His colleague, tennis trainer Clay Johnson, agrees: “The higher skilled players don’t have a lot of issues with [tennis elbow], because they have good form.” Johnson adds, “The wrist controls the form, because all the muscles that are responsible for those actions originate there.”
Having a proper tennis technique is crucial to preventing tennis elbow injury. This is because the proper technique avoids undue strain on your elbow’s tendons. If you already have tennis elbow, the proper technique is likely to keep it from getting worse.
The best way to improve your technique is to get coaching advice about improving your grip, swing, and overall form. The coach will probably advise you to avoid using your arm to generate force and to avoid hitting the ball close to your body. These cause stress to transfer to the elbow.
“It’s important to have a quarter degree turn to keep the pressure off,” Coach Hultquist recommends. “That’s where a tennis professional can help you prevent tennis elbow,” he concludes.
Your coach will probably also suggest warm-up activities, including gently stretching your arm muscles before you pick up the racquet. These will help avoid a new injury or exacerbating an existing condition.
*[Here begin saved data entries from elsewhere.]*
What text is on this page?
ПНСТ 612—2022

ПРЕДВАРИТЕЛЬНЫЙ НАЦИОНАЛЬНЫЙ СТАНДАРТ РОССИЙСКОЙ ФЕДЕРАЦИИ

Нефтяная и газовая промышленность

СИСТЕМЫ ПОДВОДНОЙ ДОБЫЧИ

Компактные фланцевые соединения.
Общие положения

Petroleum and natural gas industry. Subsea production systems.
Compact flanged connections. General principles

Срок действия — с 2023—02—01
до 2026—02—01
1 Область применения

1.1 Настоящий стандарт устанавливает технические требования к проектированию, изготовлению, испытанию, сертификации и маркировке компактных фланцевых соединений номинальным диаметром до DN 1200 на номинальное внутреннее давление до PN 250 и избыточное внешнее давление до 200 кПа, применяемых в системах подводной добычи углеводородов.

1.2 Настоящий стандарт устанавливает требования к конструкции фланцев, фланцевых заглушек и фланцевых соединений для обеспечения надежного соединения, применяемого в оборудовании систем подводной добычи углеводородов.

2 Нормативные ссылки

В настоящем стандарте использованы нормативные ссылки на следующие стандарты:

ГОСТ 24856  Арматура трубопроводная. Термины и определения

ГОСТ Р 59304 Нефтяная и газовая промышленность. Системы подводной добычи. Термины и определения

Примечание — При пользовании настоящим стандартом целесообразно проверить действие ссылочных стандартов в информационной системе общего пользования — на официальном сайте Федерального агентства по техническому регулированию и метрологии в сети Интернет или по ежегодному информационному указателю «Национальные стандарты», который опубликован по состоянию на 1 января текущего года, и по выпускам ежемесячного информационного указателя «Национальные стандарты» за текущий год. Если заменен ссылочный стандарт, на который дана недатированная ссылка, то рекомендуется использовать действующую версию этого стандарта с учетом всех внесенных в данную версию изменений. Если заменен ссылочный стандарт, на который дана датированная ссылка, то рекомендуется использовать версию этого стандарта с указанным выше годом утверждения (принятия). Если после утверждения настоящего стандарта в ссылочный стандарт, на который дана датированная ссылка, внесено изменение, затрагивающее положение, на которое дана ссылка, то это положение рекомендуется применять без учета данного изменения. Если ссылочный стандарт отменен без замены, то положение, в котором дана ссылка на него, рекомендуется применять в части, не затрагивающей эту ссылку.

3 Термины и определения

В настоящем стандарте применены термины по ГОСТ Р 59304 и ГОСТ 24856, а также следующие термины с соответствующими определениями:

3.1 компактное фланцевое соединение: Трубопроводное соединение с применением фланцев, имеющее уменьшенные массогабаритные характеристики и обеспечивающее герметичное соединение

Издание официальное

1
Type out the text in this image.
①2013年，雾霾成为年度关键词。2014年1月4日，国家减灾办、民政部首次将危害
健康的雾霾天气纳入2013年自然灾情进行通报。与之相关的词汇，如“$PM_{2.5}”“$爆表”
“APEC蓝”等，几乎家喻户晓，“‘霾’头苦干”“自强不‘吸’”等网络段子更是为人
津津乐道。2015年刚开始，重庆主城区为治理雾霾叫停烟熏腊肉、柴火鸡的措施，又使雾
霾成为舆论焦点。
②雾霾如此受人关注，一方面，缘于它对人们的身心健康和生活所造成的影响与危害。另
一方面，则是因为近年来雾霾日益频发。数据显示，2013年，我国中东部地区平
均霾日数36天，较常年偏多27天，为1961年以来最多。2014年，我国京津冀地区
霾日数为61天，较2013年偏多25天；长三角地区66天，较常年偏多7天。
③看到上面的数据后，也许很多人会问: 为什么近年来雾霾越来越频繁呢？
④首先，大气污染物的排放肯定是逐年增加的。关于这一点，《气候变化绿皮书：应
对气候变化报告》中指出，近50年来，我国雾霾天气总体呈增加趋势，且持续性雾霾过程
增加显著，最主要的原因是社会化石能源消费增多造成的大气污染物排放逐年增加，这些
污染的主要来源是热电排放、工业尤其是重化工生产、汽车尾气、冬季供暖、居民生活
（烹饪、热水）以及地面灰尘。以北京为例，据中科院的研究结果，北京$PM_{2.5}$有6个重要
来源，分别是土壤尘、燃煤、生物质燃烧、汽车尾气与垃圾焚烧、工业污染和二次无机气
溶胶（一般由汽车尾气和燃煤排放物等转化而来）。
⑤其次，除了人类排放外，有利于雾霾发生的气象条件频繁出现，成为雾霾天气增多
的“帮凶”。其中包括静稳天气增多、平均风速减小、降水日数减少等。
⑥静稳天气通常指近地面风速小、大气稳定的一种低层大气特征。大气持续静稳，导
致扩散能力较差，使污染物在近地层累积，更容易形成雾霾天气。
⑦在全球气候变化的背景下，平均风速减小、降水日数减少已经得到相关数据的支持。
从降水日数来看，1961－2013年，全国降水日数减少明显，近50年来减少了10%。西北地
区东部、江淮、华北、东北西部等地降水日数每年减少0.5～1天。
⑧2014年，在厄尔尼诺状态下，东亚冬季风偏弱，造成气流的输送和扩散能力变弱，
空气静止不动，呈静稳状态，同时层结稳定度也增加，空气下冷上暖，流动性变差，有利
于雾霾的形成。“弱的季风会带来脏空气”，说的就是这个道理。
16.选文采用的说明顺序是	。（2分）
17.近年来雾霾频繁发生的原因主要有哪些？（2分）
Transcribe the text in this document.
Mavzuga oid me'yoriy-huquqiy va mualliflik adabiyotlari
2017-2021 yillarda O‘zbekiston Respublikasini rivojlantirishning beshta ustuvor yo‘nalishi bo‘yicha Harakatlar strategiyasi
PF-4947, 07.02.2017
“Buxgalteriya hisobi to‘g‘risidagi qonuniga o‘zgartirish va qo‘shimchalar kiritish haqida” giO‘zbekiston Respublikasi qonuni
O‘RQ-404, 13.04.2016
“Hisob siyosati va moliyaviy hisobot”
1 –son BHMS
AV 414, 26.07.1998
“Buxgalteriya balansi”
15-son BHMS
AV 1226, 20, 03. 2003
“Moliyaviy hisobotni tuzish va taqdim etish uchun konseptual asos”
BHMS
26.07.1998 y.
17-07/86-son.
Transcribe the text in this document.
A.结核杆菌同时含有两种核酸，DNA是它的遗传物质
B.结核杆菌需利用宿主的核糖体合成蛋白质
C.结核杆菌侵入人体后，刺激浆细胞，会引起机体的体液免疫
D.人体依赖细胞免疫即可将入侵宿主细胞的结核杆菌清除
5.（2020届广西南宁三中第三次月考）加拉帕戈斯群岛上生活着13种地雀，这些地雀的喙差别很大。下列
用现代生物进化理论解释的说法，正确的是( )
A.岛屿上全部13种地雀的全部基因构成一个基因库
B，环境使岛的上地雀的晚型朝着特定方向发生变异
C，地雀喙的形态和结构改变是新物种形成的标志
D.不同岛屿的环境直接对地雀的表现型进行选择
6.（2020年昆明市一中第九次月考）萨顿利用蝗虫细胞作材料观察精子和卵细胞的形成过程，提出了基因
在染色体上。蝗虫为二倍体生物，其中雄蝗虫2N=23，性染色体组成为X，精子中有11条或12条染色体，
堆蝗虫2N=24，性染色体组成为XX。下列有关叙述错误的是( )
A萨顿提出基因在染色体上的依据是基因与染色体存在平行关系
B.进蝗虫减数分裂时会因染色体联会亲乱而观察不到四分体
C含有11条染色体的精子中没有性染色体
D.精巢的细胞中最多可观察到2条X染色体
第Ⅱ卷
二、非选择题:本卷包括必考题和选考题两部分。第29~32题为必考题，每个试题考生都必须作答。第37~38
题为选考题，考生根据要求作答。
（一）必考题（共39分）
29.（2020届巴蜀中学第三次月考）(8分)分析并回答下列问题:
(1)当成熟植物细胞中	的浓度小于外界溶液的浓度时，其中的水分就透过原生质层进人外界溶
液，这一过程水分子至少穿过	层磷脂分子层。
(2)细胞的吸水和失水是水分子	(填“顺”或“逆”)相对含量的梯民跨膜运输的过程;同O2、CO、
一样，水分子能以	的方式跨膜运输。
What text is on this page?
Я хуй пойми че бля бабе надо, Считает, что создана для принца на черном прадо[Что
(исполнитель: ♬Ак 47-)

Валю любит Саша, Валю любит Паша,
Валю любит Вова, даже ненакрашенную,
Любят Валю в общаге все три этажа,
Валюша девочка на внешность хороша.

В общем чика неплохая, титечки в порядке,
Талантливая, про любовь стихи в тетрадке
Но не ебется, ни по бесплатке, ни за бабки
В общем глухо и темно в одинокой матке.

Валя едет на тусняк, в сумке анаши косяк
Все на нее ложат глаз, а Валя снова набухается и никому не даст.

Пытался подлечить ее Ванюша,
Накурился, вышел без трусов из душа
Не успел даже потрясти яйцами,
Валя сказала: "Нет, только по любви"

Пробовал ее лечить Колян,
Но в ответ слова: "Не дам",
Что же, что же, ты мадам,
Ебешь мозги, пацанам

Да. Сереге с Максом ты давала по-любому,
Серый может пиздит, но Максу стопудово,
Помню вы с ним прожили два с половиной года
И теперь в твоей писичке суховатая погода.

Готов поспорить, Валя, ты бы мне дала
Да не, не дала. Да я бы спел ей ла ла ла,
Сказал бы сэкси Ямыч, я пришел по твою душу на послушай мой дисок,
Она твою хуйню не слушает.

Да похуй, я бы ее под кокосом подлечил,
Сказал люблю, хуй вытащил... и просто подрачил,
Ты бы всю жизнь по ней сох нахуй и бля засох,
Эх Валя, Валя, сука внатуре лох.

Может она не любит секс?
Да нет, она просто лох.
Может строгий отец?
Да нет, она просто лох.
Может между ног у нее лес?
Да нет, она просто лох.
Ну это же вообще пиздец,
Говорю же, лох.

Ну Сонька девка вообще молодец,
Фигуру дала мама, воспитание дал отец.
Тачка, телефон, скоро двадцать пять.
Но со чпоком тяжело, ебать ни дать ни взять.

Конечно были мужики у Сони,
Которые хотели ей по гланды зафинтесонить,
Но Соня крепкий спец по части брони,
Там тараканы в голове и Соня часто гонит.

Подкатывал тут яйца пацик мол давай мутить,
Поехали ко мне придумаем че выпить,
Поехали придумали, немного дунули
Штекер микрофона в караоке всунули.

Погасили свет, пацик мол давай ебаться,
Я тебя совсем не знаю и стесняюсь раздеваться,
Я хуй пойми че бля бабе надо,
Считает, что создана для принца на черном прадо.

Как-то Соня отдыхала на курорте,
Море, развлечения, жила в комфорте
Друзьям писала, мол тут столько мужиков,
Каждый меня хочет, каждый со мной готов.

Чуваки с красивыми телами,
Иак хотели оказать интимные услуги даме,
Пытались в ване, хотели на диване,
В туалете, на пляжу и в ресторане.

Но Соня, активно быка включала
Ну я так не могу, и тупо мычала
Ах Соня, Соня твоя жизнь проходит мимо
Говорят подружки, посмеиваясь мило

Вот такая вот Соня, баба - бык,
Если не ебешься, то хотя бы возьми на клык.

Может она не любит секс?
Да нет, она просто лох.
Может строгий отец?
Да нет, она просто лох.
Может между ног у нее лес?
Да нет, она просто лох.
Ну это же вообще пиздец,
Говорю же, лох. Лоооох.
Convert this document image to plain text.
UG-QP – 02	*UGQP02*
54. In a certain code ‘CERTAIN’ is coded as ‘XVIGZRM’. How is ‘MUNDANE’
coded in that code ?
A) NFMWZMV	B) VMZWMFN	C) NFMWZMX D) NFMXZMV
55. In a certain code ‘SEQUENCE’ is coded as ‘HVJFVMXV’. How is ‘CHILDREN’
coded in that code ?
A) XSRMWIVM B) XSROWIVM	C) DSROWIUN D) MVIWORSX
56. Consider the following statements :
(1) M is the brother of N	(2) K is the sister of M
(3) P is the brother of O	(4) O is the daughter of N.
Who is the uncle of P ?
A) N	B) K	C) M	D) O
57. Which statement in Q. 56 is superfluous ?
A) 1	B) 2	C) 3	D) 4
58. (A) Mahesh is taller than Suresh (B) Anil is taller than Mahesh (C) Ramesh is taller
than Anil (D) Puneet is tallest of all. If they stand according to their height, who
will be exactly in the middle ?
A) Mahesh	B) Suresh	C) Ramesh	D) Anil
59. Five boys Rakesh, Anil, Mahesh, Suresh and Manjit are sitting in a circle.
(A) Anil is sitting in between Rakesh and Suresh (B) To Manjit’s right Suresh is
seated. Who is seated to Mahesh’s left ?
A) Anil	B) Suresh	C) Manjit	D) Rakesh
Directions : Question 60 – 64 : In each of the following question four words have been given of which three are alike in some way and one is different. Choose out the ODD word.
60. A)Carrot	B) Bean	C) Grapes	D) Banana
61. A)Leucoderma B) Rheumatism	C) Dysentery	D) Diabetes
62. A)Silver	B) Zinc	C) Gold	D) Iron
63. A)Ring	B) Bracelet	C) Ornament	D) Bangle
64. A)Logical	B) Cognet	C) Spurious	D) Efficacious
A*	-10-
If you’re using an old and outdated racquet, it’s time to buy a new one. Most new racquets are lightweight and player-friendly, built to reduce the shock transferred to your arm when you hit the ball. An enlarged grip will also help you avoid putting too much stress and strain on your tendons. And a racquet with a large head is designed for power; this means you’ll do less overswinging.
Regardless of the sport, always be sure you’re using equipment that’s right for your ability, body size, age, experience, and strength.
Finally, work on exercising the area above and below the elbow, as well as your shoulder and your wrist. (However, if you experience pain while exercising, stop immediately and seek medical advice.)
Eliminating weaknesses in joints and muscles—particularly in your forearm—will help minimize stress on your elbow, preventing injury and avoiding aggravation of an injury you already have.